11 thoughts on “My Leftovers: Scattered, Not Boxed”

  1. My brother passed at 44 from cancer. On his deathbed, he did not look himself. My young nieces would have that final memory of him had we not had an open casket. They were so surprised to see their dad look like himself in the casket. Yet I also have been to wakes where the funeral parlor didn’t do such a good job. It’s not an easy decision to make.

    Lastly, FYI on taking ashes over seas. My friend was taking her parents ashes to Ireland to scatter. She had no idea how lengthy a process it is to take ashes over seas and hadn’t started the paperwork far enough in advance to take them on her trip.

  2. We are making lots of plans but your article has reminded me to get it all in ink. My fiancé was a widower and we know that you cannot take these things for granted. We have already done lots of the financial legwork and have even visited a cemetery to look at plots. Personally, I love the idea of being made into a diamond.

    • Jen, I love the diamond idea too! But I’m not sure my daughters would want to “wear mom” around. Maybe some of my ashes could be made into fireworks and displayed at my “going home celebraton!”

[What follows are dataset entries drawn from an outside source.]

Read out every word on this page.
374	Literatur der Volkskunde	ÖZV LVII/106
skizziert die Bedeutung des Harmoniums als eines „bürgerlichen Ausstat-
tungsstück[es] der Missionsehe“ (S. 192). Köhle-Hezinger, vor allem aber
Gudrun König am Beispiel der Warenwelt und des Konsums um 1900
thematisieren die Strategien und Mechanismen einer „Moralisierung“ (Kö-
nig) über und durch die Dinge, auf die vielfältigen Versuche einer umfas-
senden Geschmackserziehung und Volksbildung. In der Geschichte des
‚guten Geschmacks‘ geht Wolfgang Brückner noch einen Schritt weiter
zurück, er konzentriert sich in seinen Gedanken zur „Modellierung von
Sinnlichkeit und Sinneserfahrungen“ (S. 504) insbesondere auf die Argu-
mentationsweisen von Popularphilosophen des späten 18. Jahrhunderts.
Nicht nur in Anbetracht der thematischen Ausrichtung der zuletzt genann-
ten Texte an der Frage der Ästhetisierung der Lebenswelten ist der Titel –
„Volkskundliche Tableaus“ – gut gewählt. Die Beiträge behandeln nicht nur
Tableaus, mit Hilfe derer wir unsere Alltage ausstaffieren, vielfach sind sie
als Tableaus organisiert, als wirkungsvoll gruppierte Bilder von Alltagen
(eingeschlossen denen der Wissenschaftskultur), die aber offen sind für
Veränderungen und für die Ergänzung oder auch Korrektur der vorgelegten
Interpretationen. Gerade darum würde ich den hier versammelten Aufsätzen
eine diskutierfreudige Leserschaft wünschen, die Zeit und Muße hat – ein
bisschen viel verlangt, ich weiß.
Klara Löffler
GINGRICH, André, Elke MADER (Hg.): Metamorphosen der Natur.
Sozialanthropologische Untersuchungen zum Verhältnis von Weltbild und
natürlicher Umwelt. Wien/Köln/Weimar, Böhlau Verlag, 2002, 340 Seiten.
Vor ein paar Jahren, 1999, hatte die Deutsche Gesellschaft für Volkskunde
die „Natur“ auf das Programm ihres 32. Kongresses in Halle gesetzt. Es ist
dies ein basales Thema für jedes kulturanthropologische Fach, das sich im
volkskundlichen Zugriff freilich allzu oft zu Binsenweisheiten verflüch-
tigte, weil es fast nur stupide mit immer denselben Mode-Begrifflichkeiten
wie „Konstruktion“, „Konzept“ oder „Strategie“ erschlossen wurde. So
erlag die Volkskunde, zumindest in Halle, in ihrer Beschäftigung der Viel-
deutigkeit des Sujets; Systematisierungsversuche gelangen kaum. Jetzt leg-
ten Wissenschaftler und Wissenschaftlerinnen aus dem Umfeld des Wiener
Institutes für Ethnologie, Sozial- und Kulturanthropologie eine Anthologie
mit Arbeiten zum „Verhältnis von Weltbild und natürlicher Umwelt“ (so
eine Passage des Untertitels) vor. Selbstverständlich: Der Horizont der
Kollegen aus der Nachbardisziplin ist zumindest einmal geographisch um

  3. Susan – this is such an important topic to discuss, and a conversation we all should have more than once, since we will are all just passing through!
    Having everything legally handled, and your wishes outlined is very helpful to family when they are mourning your loss. My sister’s clear instructions about her last wishes offered us a lot of comfort and a sense of direction at a time when we needed it most!
    Bravo!

    • Donna, you have inspired me with your downsizing! It is an important part of leaving things in order for those who come behind to take car of our “stuff.” Even today, I am cleaning out my closet and have five bags to take to Safe Place. All the time, I am thinking of the women who need those clothes much more than I do. Plus, it’s a gift to my children! We never know when our last day will be, so careful planning will make things so much easier, as you experienced first-hand.

  4. Susan,I too want to be Scattered,Not Boxed.
    My family of boys(men) are all keen clay shooters so I thought it appropriate that my ashes be turned into a clay disk and used at target practise as my family fired into the air during a celebration party.Not sure if my wishes will be carried out however it sounds like a great ending to my beautiful life.